It's a common understandable belief that during the KT era (Cretaceous-tertiary) 65 billion years ago, a great impact hit earth in the Yucatan Peninsula and over thousands of years, though climate change, wiped out the dinosaurs' habitat, then the animals themselves. There's so much more to it, as paleontologists and forensic anthropologists now know.
These were large creatures - they were allowed to grow that large on a planet that sustained them.
However they had no biodiversity - they were very inter-related and therefore, any virus would make easy leaps.
One was caused by a handy little killer called a nemotode which, when entering the body through water, is microscopic but grows in the gut to lengths as huge as the animal is.
One found in an Asian elephant grew to over 25' long. Imagine how big they became in dinos. They were painful and fatal.
Then you have the infamous sand fly. We see them today preserved in amber. This pesky creature had mandibles similar to steak knives which cut and sawed their way through the dino-skin and left infections and disease, besides stressing the animal. Again, because they were so related, what felled a Triceratops could also kill a Spinosaur or Stegosaur.
Earth was a very hostile volcanic world for the giants, too. They inhaled toxic fumes from constant eruptions, another culprit in reducing the populace.
1. Dinosaurs were in a weakened state due to viral infection and parasites such as leish-maniasis and nemotodes long before the asteroid hit.
2. They were also victimized by disease-carrying insects, mostly sandflies, which were rampant in that era and impossible to stop.
3. When the KT asteroid hit, it most likely found a planet of a small population of giant reptiles already dying out. This was just the coup-de-gras.
Another aside: Why have we found so few dinosaur fossils, especially of the one great predator Tyrannosaurus - in all the world we only have a few "almost" compete skeletal remains. What of others, where are their hundreds of thousands of fossils? Back to the original dino wipe-out:
If all this is true, and empirical forensic science gives much proof of it, then it shows us early fair warning of our own early demise. We know the sun will die, it's too small to go nova but will become a red giant and...you know the rest. All life will already be extinct by then.

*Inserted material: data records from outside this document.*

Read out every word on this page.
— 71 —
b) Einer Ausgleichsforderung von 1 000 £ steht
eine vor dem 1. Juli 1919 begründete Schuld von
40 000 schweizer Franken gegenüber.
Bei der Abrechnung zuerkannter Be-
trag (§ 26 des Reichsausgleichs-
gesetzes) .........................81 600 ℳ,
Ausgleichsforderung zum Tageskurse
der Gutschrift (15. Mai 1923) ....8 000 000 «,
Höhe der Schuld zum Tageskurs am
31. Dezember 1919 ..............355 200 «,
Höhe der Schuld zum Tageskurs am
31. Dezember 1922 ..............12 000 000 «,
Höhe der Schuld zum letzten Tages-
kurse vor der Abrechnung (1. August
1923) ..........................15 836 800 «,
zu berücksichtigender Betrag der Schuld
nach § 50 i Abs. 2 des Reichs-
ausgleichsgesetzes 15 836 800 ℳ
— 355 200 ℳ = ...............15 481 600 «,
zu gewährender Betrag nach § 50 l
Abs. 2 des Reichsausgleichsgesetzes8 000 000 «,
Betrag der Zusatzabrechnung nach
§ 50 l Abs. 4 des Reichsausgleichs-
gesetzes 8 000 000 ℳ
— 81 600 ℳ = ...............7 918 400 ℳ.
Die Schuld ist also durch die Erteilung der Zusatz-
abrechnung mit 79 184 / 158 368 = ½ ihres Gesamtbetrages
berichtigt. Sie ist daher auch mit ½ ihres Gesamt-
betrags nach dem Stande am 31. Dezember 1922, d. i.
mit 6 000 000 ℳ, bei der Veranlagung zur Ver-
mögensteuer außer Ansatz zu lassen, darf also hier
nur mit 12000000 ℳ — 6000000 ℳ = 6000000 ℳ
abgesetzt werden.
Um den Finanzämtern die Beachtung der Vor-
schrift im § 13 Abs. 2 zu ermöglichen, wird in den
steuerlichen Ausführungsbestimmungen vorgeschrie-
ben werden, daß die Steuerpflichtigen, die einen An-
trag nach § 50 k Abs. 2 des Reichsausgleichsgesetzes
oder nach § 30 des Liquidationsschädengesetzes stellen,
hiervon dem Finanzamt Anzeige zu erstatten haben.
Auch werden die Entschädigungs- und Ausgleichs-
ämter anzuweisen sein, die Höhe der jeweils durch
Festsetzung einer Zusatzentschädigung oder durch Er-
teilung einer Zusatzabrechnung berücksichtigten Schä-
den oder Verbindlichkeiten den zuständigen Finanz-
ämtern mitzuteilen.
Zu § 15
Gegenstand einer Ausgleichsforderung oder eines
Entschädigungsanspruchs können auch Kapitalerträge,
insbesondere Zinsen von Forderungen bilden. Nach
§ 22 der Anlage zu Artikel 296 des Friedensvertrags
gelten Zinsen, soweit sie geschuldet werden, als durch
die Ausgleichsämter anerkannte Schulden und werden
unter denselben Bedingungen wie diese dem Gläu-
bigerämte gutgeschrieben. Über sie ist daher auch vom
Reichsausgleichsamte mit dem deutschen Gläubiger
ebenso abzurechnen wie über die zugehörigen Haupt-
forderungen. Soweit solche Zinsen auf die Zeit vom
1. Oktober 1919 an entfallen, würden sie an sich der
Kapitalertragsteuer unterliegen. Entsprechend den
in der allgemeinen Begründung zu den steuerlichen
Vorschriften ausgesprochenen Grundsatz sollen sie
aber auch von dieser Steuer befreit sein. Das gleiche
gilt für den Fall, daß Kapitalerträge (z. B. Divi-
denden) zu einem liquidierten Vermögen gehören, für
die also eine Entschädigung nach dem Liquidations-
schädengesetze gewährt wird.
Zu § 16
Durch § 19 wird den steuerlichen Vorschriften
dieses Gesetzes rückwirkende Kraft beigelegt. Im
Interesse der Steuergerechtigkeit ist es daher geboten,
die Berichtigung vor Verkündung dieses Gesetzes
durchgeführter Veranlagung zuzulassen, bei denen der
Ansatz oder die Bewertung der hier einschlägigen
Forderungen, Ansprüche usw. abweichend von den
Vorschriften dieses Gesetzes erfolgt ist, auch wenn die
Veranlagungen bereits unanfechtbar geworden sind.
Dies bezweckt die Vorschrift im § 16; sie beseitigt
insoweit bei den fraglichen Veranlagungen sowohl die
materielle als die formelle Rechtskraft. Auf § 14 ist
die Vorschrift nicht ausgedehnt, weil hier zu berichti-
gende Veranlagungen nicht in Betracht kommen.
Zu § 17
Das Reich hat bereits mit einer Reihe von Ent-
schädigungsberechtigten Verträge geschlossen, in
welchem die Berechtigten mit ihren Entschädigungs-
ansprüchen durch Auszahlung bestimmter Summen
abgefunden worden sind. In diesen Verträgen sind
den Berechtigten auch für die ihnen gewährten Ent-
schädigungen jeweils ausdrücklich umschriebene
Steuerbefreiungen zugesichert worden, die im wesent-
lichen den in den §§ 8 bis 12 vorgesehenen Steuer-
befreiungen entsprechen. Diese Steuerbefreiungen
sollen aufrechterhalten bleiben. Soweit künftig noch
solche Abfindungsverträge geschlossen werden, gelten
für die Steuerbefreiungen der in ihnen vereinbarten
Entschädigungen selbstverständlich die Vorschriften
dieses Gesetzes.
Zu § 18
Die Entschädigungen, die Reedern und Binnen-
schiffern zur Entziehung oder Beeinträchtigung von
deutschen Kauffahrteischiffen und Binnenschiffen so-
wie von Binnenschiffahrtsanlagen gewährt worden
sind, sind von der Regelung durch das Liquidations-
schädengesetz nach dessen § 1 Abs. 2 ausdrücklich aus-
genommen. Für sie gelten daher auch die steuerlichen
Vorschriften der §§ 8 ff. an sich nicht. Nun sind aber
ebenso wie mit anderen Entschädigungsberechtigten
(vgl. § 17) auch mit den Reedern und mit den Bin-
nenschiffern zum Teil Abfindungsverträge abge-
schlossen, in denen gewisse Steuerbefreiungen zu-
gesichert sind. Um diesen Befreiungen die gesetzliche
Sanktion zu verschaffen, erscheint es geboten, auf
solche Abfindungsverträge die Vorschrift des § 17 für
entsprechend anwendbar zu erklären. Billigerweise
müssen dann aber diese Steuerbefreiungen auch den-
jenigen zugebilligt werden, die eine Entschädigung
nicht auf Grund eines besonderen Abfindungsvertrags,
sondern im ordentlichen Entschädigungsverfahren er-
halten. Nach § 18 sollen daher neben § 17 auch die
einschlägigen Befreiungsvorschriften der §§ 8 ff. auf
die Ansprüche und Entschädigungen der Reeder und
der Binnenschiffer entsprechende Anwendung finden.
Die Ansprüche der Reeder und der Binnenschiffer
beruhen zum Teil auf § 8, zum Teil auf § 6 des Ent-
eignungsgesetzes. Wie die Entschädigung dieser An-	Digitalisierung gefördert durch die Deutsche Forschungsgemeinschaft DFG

However, in our time of perhaps the next several hundred years, it's far from impossible to imagine unknown viruses (HIV) disease (SARS) climate change (Africa) all coming together to conspire to wipe out earth's animal life, which of course includes us. We're not the apex life form we used to imagine we were. We are not even prepared for a biological outbreak caused by in-country war.
All you need do is visit Indo-China or areas in Malasia, to see how quickly disease becomes epidemic. The next step is pandemic and North America is not immune. We can learn from what happened 65 billion years ago by preparing for what we ourselves have put into play: don't forget, we built a national tourist attraction over a super volcano, which is overdue.